According to all the above, we might conclude that the assessment of p5-HT and f5-HT allows the possibility to obtain adequate information dealing with the autonomic nervous system status.
3. TIANEPTINE AND MODULATION OF THE NEUROENDOCRINE CASCADE
The neurophysiological and neuropharmacological effects triggered by tianeptine depend on its ability to enhance platelet uptake of 5-HT and to inhibit neural sympathetic branch [9, 10]. These effects result in the minimization of f5-HT and plasma NE levels . These actions redound in significant neuroautonomic changes underlying therapeutic or iatrogenic effects which should be adequately discussed and evaluated.
4. TIANEPTINE AND UNCOPING STRESS SYNDROME
This syndrome is underlain by cortico-adrenal hyperactivity which is triggered by the overflow of 5-HT at hypothalamic level [19, 20]. With respect to this, it is a well-known fact the ability of tianeptine to interfere with this disorder and its polysynaptic secondary effects [21-24].

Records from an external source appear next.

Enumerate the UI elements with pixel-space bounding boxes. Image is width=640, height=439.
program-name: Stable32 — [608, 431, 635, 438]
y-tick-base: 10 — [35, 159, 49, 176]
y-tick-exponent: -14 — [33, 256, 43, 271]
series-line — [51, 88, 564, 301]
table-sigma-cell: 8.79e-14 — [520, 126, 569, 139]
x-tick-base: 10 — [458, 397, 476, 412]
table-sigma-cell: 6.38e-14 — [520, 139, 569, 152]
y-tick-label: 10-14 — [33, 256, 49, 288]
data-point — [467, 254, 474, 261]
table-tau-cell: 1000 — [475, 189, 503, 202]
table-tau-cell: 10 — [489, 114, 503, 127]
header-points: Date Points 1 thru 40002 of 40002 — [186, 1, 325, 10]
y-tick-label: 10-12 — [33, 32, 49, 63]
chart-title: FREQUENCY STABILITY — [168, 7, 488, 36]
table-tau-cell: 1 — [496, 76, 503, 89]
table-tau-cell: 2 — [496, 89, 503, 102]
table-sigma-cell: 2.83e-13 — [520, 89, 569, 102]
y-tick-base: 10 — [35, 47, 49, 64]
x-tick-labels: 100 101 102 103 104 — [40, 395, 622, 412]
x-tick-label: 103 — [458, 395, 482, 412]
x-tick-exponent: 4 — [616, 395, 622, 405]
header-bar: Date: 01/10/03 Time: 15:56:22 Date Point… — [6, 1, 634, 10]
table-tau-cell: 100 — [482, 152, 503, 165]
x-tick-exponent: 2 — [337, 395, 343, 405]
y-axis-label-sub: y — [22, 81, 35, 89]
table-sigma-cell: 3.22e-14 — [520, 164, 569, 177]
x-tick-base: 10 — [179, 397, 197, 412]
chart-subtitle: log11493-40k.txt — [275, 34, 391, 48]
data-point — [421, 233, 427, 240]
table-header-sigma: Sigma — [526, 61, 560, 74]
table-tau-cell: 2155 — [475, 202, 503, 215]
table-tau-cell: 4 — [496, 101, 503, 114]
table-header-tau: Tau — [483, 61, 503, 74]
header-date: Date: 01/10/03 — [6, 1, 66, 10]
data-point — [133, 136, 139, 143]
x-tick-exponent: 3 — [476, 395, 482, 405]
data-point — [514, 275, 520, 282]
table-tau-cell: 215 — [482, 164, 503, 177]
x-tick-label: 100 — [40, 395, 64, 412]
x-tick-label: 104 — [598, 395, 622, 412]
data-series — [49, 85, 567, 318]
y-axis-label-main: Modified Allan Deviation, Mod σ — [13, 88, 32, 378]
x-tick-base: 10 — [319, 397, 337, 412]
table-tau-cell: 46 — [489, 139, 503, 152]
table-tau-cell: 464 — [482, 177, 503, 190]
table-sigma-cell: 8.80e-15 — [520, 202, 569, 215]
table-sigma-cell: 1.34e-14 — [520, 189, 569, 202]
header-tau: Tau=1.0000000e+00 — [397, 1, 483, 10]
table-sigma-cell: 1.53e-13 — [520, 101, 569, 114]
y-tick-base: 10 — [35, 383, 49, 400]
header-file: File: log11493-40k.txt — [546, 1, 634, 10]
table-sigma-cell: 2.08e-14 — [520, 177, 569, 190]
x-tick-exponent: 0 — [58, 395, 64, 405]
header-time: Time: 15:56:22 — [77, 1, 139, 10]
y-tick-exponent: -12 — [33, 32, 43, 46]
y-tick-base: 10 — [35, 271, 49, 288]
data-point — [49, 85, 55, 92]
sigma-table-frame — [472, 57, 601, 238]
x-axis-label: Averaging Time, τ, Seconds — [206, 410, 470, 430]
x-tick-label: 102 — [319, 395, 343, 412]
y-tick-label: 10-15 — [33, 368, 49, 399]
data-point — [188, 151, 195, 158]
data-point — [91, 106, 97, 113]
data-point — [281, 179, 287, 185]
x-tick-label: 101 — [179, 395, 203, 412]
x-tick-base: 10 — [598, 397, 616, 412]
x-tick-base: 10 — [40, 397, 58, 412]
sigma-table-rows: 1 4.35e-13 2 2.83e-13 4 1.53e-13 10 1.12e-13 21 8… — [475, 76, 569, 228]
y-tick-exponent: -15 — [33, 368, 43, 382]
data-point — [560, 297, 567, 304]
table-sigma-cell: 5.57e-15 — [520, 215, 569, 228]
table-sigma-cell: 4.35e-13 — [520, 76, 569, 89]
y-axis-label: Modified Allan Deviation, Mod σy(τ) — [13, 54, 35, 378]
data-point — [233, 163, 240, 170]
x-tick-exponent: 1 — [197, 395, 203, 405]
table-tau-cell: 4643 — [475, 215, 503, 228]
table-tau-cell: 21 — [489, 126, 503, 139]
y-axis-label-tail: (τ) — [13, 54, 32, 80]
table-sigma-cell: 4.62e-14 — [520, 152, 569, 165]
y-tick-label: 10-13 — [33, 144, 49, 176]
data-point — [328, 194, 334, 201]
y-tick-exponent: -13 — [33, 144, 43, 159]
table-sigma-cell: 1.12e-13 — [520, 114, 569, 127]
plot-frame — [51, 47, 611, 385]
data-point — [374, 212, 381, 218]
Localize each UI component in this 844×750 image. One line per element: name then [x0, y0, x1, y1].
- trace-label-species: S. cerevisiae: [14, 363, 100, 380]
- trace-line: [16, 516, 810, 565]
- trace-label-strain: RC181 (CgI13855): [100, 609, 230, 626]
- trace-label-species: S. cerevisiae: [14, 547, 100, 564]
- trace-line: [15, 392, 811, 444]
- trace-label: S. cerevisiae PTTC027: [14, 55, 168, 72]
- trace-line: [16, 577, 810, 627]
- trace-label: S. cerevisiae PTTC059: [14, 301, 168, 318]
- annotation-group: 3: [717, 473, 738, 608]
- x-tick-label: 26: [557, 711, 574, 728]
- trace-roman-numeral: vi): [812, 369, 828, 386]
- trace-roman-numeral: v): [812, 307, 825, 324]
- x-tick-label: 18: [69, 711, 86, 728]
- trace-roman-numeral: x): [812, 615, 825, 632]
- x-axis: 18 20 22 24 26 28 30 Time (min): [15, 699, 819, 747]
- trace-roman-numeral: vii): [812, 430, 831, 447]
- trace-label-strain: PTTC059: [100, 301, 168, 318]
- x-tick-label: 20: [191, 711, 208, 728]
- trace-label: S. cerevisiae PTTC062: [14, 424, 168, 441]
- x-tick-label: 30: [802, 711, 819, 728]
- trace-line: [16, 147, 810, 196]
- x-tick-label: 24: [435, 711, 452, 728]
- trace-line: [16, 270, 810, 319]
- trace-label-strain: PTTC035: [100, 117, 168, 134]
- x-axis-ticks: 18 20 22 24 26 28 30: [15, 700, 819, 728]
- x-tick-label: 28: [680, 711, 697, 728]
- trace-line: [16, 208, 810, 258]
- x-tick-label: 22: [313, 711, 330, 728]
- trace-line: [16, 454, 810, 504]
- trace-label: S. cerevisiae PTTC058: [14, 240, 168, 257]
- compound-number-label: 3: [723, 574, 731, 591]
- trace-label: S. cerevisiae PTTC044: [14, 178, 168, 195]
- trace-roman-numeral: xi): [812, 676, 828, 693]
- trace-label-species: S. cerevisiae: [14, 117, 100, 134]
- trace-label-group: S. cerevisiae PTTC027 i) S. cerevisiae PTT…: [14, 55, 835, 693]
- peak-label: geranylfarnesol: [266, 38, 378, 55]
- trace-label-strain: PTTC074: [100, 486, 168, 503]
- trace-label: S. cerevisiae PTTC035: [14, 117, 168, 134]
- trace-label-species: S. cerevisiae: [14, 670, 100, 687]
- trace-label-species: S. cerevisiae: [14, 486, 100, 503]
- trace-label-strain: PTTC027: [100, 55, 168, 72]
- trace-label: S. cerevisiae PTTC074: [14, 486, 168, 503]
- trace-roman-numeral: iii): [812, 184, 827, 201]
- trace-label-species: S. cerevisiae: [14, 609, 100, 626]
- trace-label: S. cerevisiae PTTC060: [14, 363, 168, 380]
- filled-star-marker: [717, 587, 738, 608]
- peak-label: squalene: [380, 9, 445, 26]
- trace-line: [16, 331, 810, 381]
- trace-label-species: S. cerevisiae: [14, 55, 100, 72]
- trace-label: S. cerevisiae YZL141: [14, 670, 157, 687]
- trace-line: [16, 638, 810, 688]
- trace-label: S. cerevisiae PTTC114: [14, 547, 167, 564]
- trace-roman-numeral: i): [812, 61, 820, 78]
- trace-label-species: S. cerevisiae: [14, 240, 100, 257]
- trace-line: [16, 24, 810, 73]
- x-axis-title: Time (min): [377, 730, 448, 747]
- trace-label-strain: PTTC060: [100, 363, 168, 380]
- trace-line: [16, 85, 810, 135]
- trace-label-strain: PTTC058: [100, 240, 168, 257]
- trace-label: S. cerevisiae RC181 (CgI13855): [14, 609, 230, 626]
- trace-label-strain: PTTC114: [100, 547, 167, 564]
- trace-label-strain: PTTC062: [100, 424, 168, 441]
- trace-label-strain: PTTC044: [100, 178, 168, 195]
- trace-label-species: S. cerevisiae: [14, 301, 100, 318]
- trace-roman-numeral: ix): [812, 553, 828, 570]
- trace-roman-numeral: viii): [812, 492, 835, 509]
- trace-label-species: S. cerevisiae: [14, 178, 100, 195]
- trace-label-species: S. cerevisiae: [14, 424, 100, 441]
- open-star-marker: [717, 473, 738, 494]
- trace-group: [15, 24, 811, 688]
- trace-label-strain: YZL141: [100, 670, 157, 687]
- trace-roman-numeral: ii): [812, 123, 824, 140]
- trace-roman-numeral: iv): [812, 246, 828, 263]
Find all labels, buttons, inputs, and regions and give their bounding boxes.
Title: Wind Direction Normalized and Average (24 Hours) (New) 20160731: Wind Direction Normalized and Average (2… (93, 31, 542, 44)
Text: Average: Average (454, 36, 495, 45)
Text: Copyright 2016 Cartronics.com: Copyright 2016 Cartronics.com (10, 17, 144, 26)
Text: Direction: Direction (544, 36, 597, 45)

5. TIANEPTINE AND NEURAL SYMPATHETIC OVERACTIVITY (DEPRESSION CIRCUITRY)
It has been demonstrated that tianeptine reduces plasma NE levels  which are significantly raised in patients affected by neural sympathetic hyperactivity as occurs in Crôhn’s disease, rheumatoid arthritis, sleep apnea, endogenous depression and many others syndromes [10, 12]. These facts, in addition to the ability of the drug to act at both CNS and peripheral ANS levels, explains its therapeutic effects on diverse pathologies.
6. TIANEPTINE AND CORTICO-ADRENAL OVERACTIVITY (STRESS CIRCUITRY)
Considering that this physiological disorder depends on the hyperactivity of the Dorsal Raphe(5-HT) + C1(E) axis [10, 12] it would be easy to understand that interfering this axis by the action of tianeptine should result in the suppression of the stress circuitry. In addition, considering that hypothalamic 5-HT is an obliged link between the CNS and peripheral neuroautonomic circuitry, which includes the corticotropin releasing factor + ACTH + cortisol cascade, seems obvious the interference by tianeptine at this level, reinforcing its role as a powerful anti-stress drug modulating neuroendocrine and behavioral responses [19-24].
CONFLICT OF INTEREST
The authors declare that there is no conflict of interest regarding the publication of this paper.